Quetzal Blanco: La familia guatemalteca.


Al caer Rodrigo Rosenberg, el quetzal alzó el vuelo en busca de su pecho para repetir el hecho cuando se posó sobre Tecún Umán al caer en combate. Con una diferencia, en esta ocasión su pecho se tiñó de blanco al igual que su verde plumaje, representando la dignidad de una nación oprimida e intimidada por la impunidad.

Juan Estuardo Wyss

Una nación unida, vestida de blanco, está pidiendo se le devuelva la dignidad, que a su nación se le ha ido arrebatando en los últimos 24 años de supuesta democracia. 6 periodos presidenciales de libertinaje y arrogancia. 2 décadas y media de derroche de recursos del pueblo guatemalteco en los cuales se ha proliferado y enquistado en nuestra sociedad el crimen organizado.

Muchas personas sin nexos polí­ticos, que no conocen el concepto de consolidar un ingreso respetable a través del estudio, esfuerzo y en muchas ocasiones sacrificio, han tenido una incidencia muy fuerte en la industria del crimen organizado, narcotráfico y lavado de dinero.

La pasividad gubernamental para enfrentar y arrancar estos males de raí­z, han hecho que éstos, se enquisten, proliferen y formen parte de las nóminas de nuestras instituciones gubernamentales y privadas, desarrollando una corrupción tan profunda, que tendrí­amos que reemplazar casi un 100% de los empleados estatales, para poder visualizar una institución gubernamental que realmente cumpla las obligaciones para las cuales fueron electos o contratados en su caso.

Aun así­ no estarí­amos libres, de que nuevas personas empiecen a tomar prestado para esto o para aquello y empezar de nuevo con la historia que nos ha llevado a este colapso moral e institucional. A menos que tanto, instituciones gubernamentales y privadas ejecuten constantes auditorias para mantener a raya a estas personas y en su caso condenarlas y sentar precedentes de las intenciones de cambio, que no competen únicamente al servidor público.

Como profesional, o comerciante, o industrial, o corredor de bienes raí­ces, o a lo que sea que nos dediquemos; si tenemos que hacer trámites que involucren oficinas gubernamentales no paguen para que se les haga el trabajo rápidamente. Pues de esta manera nosotros mismos estamos promoviendo e incentivando la corrupción.

Hoy estamos escribiendo historia.
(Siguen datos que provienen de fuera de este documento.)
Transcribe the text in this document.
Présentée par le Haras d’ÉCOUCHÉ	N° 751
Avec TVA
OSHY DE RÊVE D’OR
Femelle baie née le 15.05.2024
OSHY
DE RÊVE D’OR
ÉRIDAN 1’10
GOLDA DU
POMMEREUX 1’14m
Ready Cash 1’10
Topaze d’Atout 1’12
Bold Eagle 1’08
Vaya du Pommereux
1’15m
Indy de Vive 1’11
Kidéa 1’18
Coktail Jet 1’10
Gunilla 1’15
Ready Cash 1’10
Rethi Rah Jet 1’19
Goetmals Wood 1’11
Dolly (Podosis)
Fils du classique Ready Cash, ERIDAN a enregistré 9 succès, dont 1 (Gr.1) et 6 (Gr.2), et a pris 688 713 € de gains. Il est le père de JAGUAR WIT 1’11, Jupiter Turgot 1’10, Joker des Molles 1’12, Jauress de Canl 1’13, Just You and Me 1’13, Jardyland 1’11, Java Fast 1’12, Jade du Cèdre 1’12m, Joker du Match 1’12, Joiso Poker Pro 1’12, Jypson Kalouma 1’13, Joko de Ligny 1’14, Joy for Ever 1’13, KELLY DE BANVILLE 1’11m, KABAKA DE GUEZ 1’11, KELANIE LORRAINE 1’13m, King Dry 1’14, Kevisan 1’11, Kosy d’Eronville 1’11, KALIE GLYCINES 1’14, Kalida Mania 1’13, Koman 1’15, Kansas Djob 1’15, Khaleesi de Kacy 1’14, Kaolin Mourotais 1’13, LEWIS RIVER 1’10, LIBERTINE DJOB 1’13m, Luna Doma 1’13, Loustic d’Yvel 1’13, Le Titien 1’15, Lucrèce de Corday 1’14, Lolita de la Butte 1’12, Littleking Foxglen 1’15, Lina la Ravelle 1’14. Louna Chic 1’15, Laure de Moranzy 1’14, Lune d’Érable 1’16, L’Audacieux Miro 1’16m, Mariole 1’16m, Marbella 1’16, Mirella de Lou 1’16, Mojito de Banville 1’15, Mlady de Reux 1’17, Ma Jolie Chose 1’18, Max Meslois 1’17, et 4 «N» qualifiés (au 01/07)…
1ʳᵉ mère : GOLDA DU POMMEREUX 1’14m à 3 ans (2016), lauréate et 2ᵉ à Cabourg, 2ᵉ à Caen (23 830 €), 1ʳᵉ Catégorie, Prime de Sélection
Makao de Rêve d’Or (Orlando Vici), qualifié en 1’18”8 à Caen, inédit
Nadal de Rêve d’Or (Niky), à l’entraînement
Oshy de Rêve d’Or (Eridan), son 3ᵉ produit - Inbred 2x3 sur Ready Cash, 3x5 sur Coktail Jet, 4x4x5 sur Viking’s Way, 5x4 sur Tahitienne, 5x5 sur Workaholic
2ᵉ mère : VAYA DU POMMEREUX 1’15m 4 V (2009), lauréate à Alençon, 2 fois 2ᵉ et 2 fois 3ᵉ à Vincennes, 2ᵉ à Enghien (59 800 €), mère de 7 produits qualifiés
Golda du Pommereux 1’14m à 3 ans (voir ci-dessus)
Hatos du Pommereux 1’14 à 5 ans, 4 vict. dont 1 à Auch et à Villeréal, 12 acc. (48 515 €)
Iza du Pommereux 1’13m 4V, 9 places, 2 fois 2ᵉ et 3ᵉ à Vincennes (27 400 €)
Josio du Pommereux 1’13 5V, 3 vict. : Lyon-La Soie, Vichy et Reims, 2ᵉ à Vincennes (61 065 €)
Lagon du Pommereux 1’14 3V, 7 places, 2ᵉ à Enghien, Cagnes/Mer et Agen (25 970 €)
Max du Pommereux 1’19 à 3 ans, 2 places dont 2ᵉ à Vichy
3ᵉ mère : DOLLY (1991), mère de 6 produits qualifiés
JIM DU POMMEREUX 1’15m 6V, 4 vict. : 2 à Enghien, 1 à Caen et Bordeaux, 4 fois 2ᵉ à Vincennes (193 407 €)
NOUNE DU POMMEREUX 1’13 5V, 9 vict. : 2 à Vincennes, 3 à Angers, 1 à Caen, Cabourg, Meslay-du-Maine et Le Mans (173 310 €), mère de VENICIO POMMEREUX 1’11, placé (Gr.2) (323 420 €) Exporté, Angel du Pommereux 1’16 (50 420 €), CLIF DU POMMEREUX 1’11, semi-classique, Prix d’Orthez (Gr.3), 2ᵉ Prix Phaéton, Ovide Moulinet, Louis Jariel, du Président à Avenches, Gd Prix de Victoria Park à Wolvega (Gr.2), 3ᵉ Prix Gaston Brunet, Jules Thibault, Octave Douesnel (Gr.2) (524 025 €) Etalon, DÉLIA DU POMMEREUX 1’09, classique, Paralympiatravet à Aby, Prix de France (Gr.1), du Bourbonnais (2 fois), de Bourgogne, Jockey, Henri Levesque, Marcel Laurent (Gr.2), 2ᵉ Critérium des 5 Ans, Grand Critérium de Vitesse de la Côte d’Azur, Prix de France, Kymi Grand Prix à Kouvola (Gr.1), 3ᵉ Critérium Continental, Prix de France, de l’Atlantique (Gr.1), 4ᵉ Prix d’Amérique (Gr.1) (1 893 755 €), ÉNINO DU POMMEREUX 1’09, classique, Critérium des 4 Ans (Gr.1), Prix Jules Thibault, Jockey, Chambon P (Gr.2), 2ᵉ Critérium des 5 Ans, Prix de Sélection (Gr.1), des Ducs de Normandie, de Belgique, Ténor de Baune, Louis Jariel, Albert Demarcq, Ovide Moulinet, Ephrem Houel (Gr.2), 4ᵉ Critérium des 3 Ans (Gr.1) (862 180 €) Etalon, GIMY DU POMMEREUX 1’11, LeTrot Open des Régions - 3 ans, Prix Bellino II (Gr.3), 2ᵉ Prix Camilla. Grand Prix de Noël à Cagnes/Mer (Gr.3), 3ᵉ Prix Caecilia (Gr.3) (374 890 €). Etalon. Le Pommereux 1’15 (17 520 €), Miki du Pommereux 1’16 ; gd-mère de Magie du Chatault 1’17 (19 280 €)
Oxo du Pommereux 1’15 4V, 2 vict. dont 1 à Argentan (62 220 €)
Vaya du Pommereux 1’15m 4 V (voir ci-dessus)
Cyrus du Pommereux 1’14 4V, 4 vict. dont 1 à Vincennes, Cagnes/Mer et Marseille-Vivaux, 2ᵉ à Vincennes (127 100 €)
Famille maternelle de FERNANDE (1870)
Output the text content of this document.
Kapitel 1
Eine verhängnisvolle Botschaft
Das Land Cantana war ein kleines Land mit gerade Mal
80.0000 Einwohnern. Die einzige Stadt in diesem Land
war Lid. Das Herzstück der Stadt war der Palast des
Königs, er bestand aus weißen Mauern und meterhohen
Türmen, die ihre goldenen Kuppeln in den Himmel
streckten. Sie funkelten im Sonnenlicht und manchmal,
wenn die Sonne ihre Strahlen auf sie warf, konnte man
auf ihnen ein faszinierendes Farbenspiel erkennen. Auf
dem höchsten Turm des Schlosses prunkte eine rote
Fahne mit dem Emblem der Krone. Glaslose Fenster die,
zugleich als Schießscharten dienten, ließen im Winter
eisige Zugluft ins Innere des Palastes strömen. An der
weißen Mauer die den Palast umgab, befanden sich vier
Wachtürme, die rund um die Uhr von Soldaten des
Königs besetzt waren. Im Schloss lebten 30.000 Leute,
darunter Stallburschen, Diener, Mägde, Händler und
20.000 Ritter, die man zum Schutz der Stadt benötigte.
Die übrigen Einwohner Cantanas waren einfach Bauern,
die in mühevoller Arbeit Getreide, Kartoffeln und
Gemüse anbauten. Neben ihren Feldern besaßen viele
Tenemos que transmitirla a nuestros descendientes para que no se olvide y, más importante no se cometan nuevamente los mismos errores que nos han llevado a este colapso en el que hoy estamos sumidos.

Trabajadores marchan de blanco, junto a estudiantes y empresarios, unidos como un solo elemento: La familia guatemalteca. Empresarios necesitan consolidar la seguridad de sus inversiones para garantizar trabajo y sustento a sus trabajadores y familias. Así­ como también crear más oportunidades de inversión y generación de nuevos puestos de trabajo para estudiantes, que después de grandes esfuerzos se ven frustrados ante la falta de oportunidades en el paí­s.

Empecemos por cambiar nosotros. Luego transmitámoslo con ejemplo para que una nueva generación de polí­ticos probos y fiables nazca. Guatemala estará en nuestras manos nuevamente.

Estamos ante una situación muy delicada de incapacidad directiva. El Quetzal Blanco necesita: Seguridad y que sus derechos sean respetados.